The doctor and a few other nurses came in and with a few minutes of pushing baby boy was out at 8:36pm on June 30th. And boy was I so HAPPY to hold my sweet baby!!!
He was, is PERFECT 7lb 13oz 21 inches long, sweet Grayson Price Tompkins.
Would I do it again? Too soon for that question, give me a few years.... Maybe many years. But in all seriousness I love my baby boy, I don't feel that an epidural ruined my birth experience I didn't feel lethargic or unresponsive like some of the theories claim and Grayson wasn't lethargic or slow to respond. In fact I feel that having an epidural got me the closest to having some semblance of a natural birth. My greatest fear was a C-section and we didn't have to go that route. I think without the epidural my muscles would have never relaxed enough to let me dilate and I think ultimately I would have had to go the C-section route.

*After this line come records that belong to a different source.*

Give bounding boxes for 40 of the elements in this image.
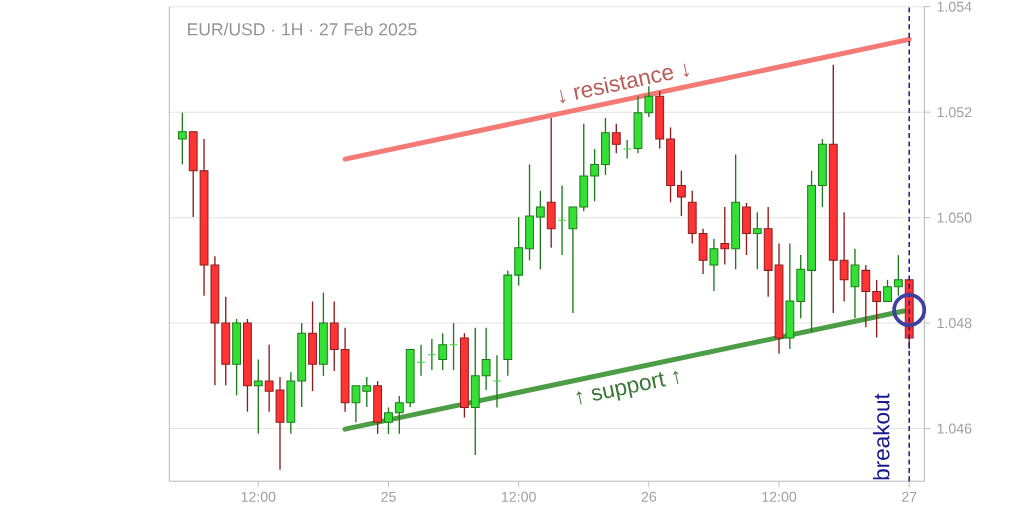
text: ↓ resistance ↓ (560, 63, 689, 104)
candlestick (752, 211, 762, 270)
candlestick (535, 190, 545, 270)
candlestick (253, 358, 263, 435)
text: EUR/USD · 1H · 27 Feb 2025 (188, 22, 417, 36)
candlestick (676, 170, 686, 217)
candlestick (590, 148, 600, 202)
candlestick (394, 395, 404, 435)
candlestick (481, 327, 491, 391)
candlestick (709, 238, 719, 292)
y-tick-label: 1.048 (937, 318, 972, 329)
x-tick-label: 12:00 (762, 491, 797, 502)
ref-line-label: breakout (872, 393, 890, 480)
candlestick (351, 385, 361, 423)
candlestick (720, 206, 730, 266)
candlestick (872, 279, 882, 339)
x-tick-label: 12:00 (241, 491, 276, 502)
y-tick-label: 1.050 (937, 212, 972, 223)
candlestick (438, 332, 448, 371)
candlestick (416, 344, 426, 377)
candlestick (850, 248, 860, 320)
candlestick (861, 264, 871, 328)
x-tick-label: 26 (641, 491, 657, 502)
candlestick (893, 254, 903, 297)
candlestick (362, 376, 372, 408)
x-tick-label: 25 (381, 491, 396, 502)
y-tick-label: 1.046 (937, 423, 972, 434)
candlestick (622, 139, 632, 160)
x-tick-label: 27 (902, 491, 917, 502)
candlestick (568, 206, 578, 314)
text: ↑ support ↑ (576, 370, 679, 405)
candlestick (492, 354, 502, 409)
x-tick-label: 12:00 (502, 491, 536, 502)
candlestick (883, 279, 892, 303)
candlestick (177, 112, 187, 166)
candlestick (384, 406, 393, 435)
candlestick (611, 123, 621, 154)
y-tick-label: 1.054 (937, 1, 972, 12)
candlestick (839, 211, 849, 303)
y-tick-label: 1.052 (937, 107, 972, 118)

When you are reading literature on anything but especially childbirth, pregnancy and parenting realize that no human is the end-all, be-all and at the end of the day they are giving you their best opinion laced with some fact. We have to make our best decisions based on what we know to be true and Godly and sometimes that might rub a few people the wrong way but in the end these are our families and hopefully we are asking the Lord for the guidance to make the right decisions for them.
In hindsight I would have picked books that focused more on the facts of birth, and relaxation techniques that would have given my husband a more realistic idea of what to expect so that he wouldn't have felt completely blindsided by the fact that I was in pain. In the end it worked out okay, we have our sweet Baby Carrot and we have experience under our belts.......literally.